The actors are also very good, and it helped that they were all fresh faces to me. DeHaan is particularly strong and watchable, getting to show what would happen if a Peter Parker type shirked the "great responsibility" that comes with "great power"; showing us a hero-turned-villain whom you feel real sympathy for as his arc starts to inspire heartache, dread, and tragedy.

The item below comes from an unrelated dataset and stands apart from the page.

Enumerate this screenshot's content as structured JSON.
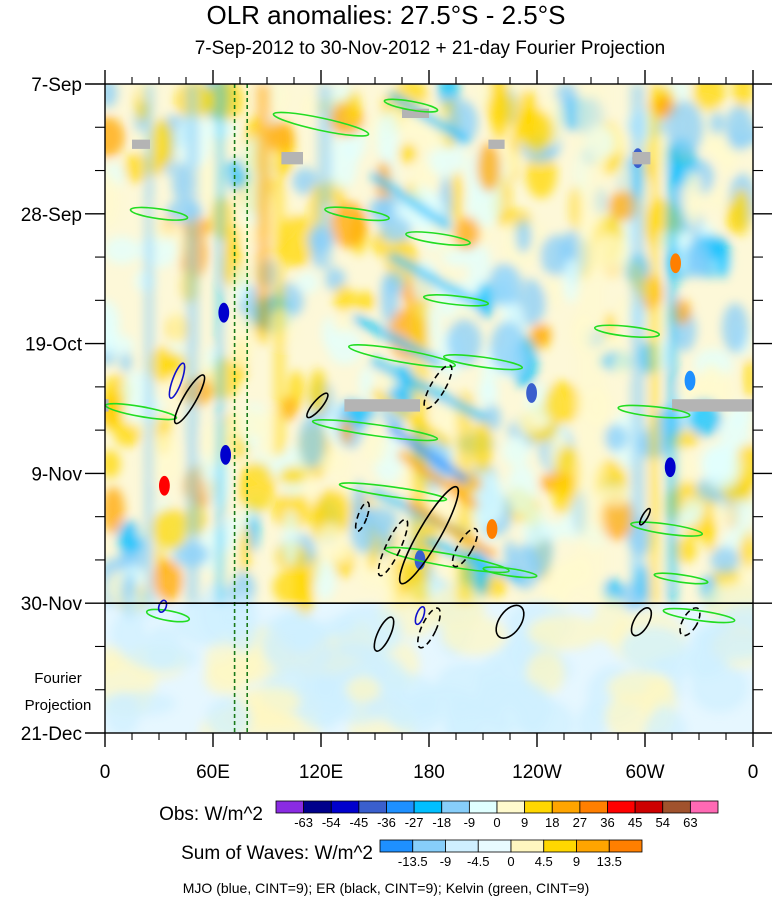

It's a short movie at 83-minutes, although it feels considerably longer because its simple story has clearly been stretched by showing prolonged sequences of the guys playing pranks on strangers to test the limits of their abilities. There were admittedly moments when the concept Chronicle lost its shine as the story slackened, but thankfully a thrilling final act won me back around. The fact Trank has now been tapped to direct a reboot of The Fantastic Four is all you really need to know, because Chronicle works as a brilliant calling card for a new talent. I just hope his direction proves equally as capable in a traditional filming style, as found footage movies can sometimes be a crutch. Not that they're easy to do well, because so many are outright bores (Apollo 18, The Devil Inside), but I still feel Trank needs to prove himself with a gimmick-free movie.
The Fantastic Four will certainly represent a big challenge for Trank, but I'm excited he's involved because Chronicle at least proves he understands group dynamics, the deep-rooted appeal of superpowers, and the pleasures of fantastical movies with verisimilitude.